Concrètement, une puce DDR5 de 32 Go se négocie désormais à 239 dollars, contre 149 dollars fin septembre. Une puce de 16 Go coûte 135 dollars, et une puce de 64 Go atteint 1 194 dollars.
Parallèlement, Samsung et son concurrent SK Hynix ont récemment modernisé leurs lignes de production pour graver des mémoires avec une finesse accrue – génération 1c chez Samsung (entre 11 et 12 nanomètres) et génération 1b chez SK Hynix (entre 12 et 13 nanomètres). Cependant, cette nouveauté s’est traduite par un nombre important d’échecs de production. Chez Samsung, seulement 50 à 70 % des circuits DRAM gravés sur une plaquette sont fonctionnels, contre 80 % habituellement.
Une autre source d’inquiétude est l’annonce récente de Nvidia, qui prévoit d’utiliser exclusivement la mémoire LPDDR5 (Low Power DDR5) sur ses GPU pour l’inférence d’ici fin 2026. Cette mémoire, plus économe en énergie que la DDR5 classique, permettrait de réduire la consommation des GPU de Nvidia. Cependant, la LPDDR5 est également plus complexe à fabriquer. Selon Gonnerman, cité par Reuters, une adoption généralisée de la LPDDR5 pourrait doubler le prix de la mémoire dans les serveurs.
Les analystes estiment qu’il est peu probable que les prix des composants DRAM se stabilisent avant le milieu de l’année 2027.
La situation est également préoccupante pour les SSD (Solid State Drive). Le recentrage de la production de Samsung et SK Hynix sur les puces DRAM va entraîner une pénurie de SSD de fin 2025 à fin 2026. Le fabricant de SSD Phison a tiré la sonnette d’alarme dans son dernier rapport financier. Selon son PDG Khein-Seng Pua, le prix d’une puce TLC NAND de 1 térabit (il en faut huit pour constituer 1 To) s’élève désormais à 10,70 dollars sur le marché de gros, contre 4,80 dollars cet été. Tous les SSD que Phison produira en 2026 sont déjà vendus, et les prix devraient continuer à augmenter jusqu’en 2027.

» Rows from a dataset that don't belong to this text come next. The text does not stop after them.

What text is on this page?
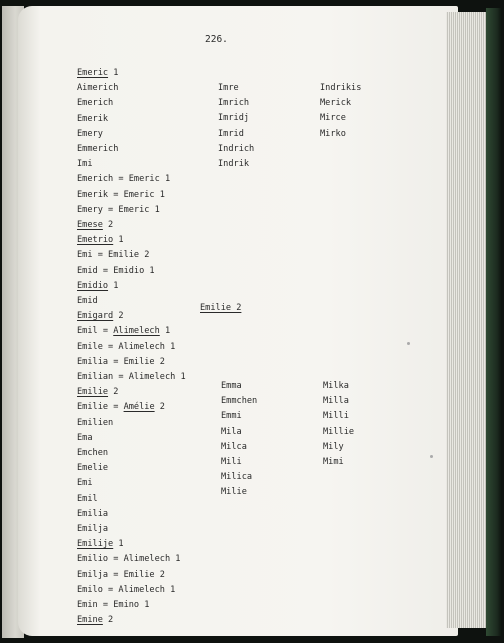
226.
Emeric 1
Aimerich
Emerich
Emerik
Emery
Emmerich
Imi
Emerich = Emeric 1
Emerik = Emeric 1
Emery = Emeric 1
Emese 2
Emetrio 1
Emi = Emilie 2
Emid = Emidio 1
Emidio 1
Emid
Emigard 2
Emil = Alimelech 1
Emile = Alimelech 1
Emilia = Emilie 2
Emilian = Alimelech 1
Emilie 2
Emilie = Amélie 2
Emilien
Ema
Emchen
Emelie
Emi
Emil
Emilia
Emilja
Emilije 1
Emilio = Alimelech 1
Emilja = Emilie 2
Emilo = Alimelech 1
Emin = Emino 1
Emine 2
Imre
Imrich
Imridj
Imrid
Indrich
Indrik
Indrikis
Merick
Mirce
Mirko
Emilie 2
Emma
Emmchen
Emmi
Mila
Milca
Mili
Milica
Milie
Milka
Milla
Milli
Millie
Mily
Mimi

SanDisk a également annoncé que tous ses fournisseurs de puces NAND avaient augmenté leurs prix de 50 % entre octobre et novembre, et qu’il avait dû attendre un délai exceptionnel de 15 jours pour obtenir les prix mensuels actualisés. Digitimes rapporte que la production de SSD est également affectée par la demande croissante des fournisseurs d’infrastructures d’IA, qui privilégient désormais les SSD aux disques durs pour charger rapidement les grands modèles de langage (LLM).
En conséquence, Transcend, Innodisk et Apacer Technology, qui assemblent des circuits NAND en puces avant de les revendre aux fabricants de SSD, ont affiché des résultats financiers exceptionnels, avec des ventes en hausse respectivement de 27 %, 64 % et 70 % en un an.

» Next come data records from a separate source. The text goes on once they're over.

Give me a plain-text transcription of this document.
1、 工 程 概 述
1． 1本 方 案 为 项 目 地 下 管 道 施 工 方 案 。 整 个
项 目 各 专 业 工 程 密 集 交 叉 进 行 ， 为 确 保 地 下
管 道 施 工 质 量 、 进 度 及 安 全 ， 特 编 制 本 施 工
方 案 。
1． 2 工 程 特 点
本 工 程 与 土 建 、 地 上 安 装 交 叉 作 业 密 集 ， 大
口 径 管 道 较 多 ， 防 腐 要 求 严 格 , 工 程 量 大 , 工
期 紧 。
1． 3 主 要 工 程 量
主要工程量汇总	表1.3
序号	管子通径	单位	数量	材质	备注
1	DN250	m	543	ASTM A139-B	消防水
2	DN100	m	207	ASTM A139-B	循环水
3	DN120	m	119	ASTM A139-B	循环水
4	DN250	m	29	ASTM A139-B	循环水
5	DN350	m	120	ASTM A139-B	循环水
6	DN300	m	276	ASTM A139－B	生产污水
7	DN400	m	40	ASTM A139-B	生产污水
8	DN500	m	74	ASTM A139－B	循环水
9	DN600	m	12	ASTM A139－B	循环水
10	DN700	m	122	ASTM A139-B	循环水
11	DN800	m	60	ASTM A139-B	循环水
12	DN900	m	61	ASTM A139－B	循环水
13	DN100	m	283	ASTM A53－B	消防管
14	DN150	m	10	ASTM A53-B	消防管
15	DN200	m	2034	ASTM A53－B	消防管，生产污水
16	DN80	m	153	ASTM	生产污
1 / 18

Face à cette pénurie, le fabricant de serveurs et de PC Lenovo a annoncé à Bloomberg qu’il se constitue des stocks de composants DRAM et NAND pour assurer l’approvisionnement de toutes les machines qu’il prévoit de fabriquer d’ici fin 2026. Des médias suggèrent que son concurrent Acer a envoyé une délégation pour acheter des composants directement auprès des usines de Samsung, en contournant les grossistes habituels.